Mr X's application to revoke the testamentary guardianship order made in 2015 was therefore made on two bases:

1. By giving consent to the adoption under Article 4, Mr X was giving consent to his own application to adopt and thereby his consent risked being tainted by that conflict, and did not provide the usual safeguards.

2. By remaining a testamentary guardian, he risked not meeting the requirements under Article 17 that Z should not be 'entrusted to prospective adoptive parents' until the requirements under Article 17 are met.

Mr X's preferred outcome was for Z to be made a ward of court, with care and control to Mr X and Ms W. It would then be the court as opposed to Mr X whose consent was required for the adoption application.

Theis J concluded that in 2015 when the guardianship order was made there was no evidence that adoption was being considered. The Convention adoption process has a number of built in safeguards. If it were a domestic adoption Mr X and Ms W's consent would still be required, and subject to the usual safeguards it would not be considered to be invalid by virtue of the fact one or both of them were making the adoption application. There was nothing in the Convention that undermined the validity of the consents to adoption that had been given by Mr X and Ms W. This was supported by the comprehensive and entirely positive assessment undertaken of Mr X regarding his suitability to adopt Z. In those circumstances, whilst understanding the concern Mr X had about the consent he had given, those concerns were not shared by the court. An additional safeguard in this case was the position of Ms W.

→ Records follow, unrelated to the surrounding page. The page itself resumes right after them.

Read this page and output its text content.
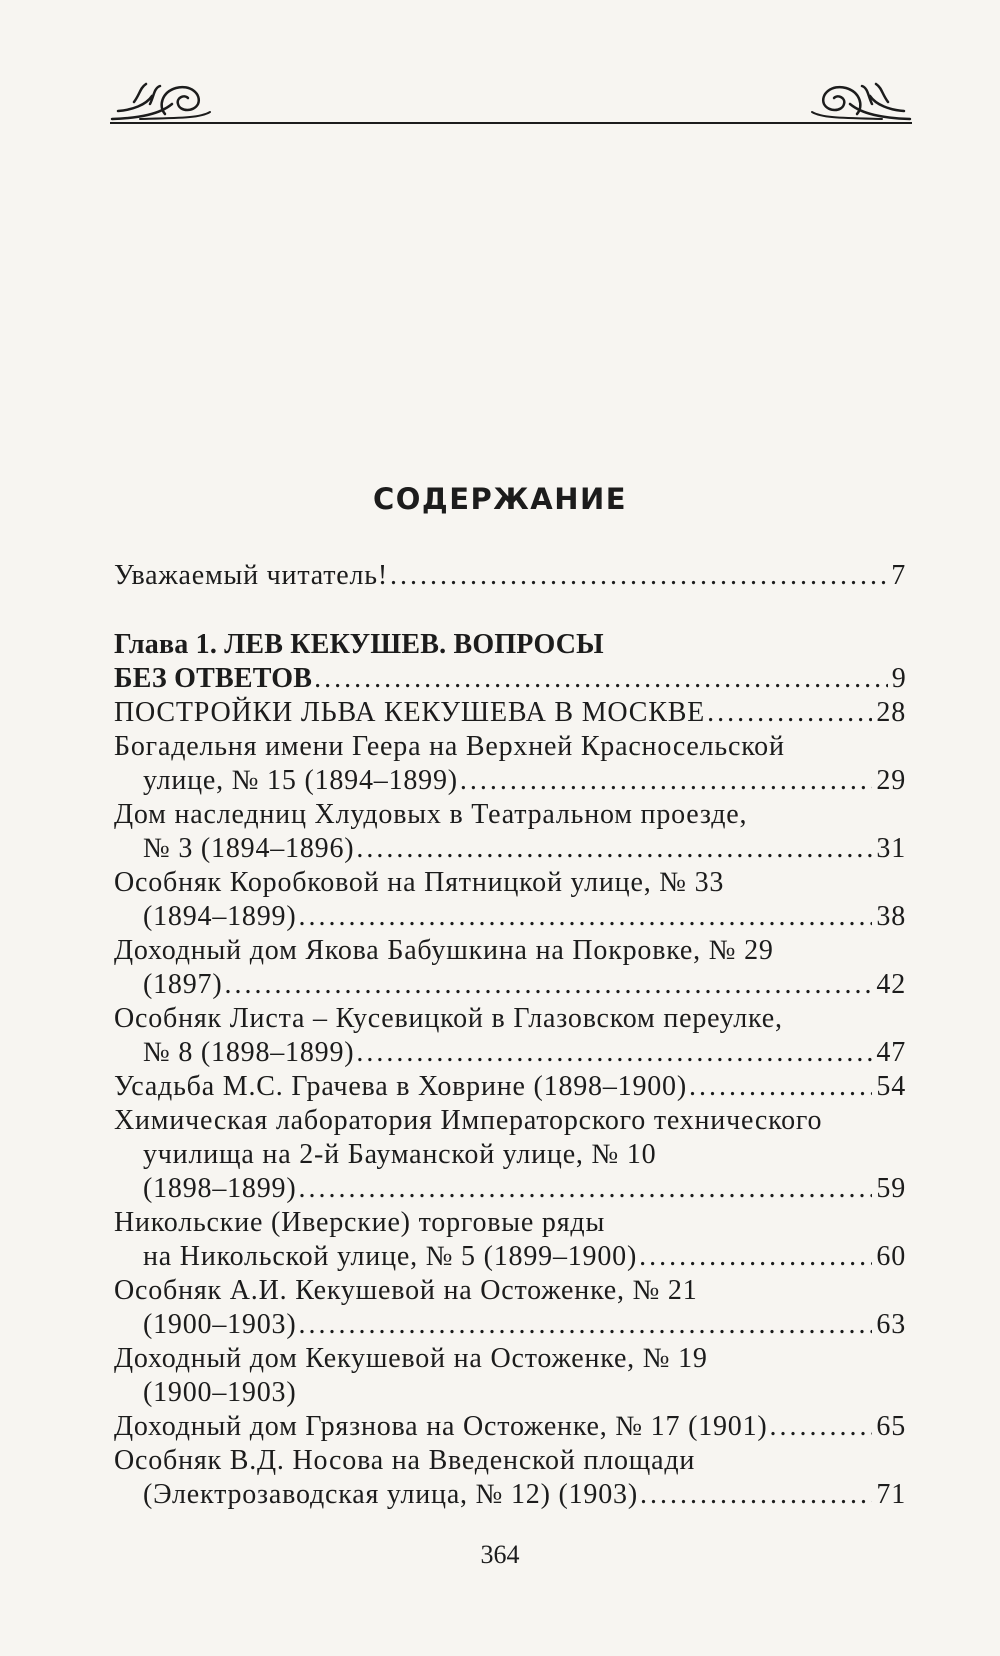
СОДЕРЖАНИЕ
Уважаемый читатель! . . .	7
Глава 1. ЛЕВ КЕКУШЕВ. ВОПРОСЫ
БЕЗ ОТВЕТОВ . . .	9
ПОСТРОЙКИ ЛЬВА КЕКУШЕВА В МОСКВЕ . . .	28
Богадельня имени Геера на Верхней Красносельской
улице, № 15 (1894–1899) . . .	29
Дом наследниц Хлудовых в Театральном проезде,
№ 3 (1894–1896) . . .	31
Особняк Коробковой на Пятницкой улице, № 33
(1894–1899) . . .	38
Доходный дом Якова Бабушкина на Покровке, № 29
(1897) . . .	42
Особняк Листа – Кусевицкой в Глазовском переулке,
№ 8 (1898–1899) . . .	47
Усадьба М.С. Грачева в Ховрине (1898–1900) . . .	54
Химическая лаборатория Императорского технического
училища на 2-й Бауманской улице, № 10
(1898–1899) . . .	59
Никольские (Иверские) торговые ряды
на Никольской улице, № 5 (1899–1900) . . .	60
Особняк А.И. Кекушевой на Остоженке, № 21
(1900–1903) . . .	63
Доходный дом Кекушевой на Остоженке, № 19
(1900–1903)
Доходный дом Грязнова на Остоженке, № 17 (1901) . . .	65
Особняк В.Д. Носова на Введенской площади
(Электрозаводская улица, № 12) (1903) . . .	71
364
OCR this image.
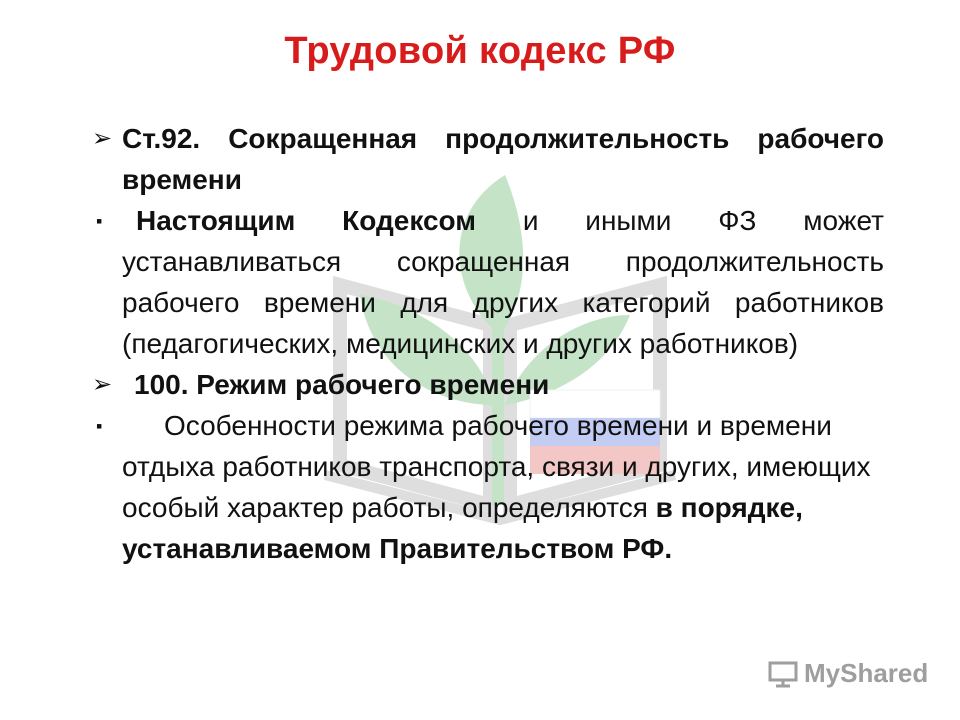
Трудовой кодекс РФ
➢ Ст.92. Сокращенная продолжительность рабочего времени
▪	Настоящим Кодексом и иными ФЗ может устанавливаться сокращенная продолжительность рабочего времени для других категорий работников (педагогических, медицинских и других работников)
➢ 100. Режим рабочего времени
▪	Особенности режима рабочего времени и времени отдыха работников транспорта, связи и других, имеющих особый характер работы, определяются в порядке, устанавливаемом Правительством РФ.
MyShared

Theis J accepted the submissions that 'entrustment' in the domestic context applied to parental responsibility granted or acquired with a view to adoption, which was not the position here as the granting of the testamentary guardianship order in 2015 was at a time when adoption was not considered as an option. 'Prospective adoptive parent' was consistent with the process within the Convention when a person initiated the adoptive process, which in practice would be the request for an Article 15 assessment. During the 'entrustment window' which was the period between the time at which the prospective adopter initiated the adoption process by requesting an Article 15 assessment, and the time at which the state of origin and the receiving state agreed that the adoption may proceed, Article 17 prohibited any changes in the status and relationship between the child and the prospective adoptive parent. It did not prevent the prospective adoptive parent caring for the child during this window.

The court therefore refused the application to revoke the testamentary guardianship order.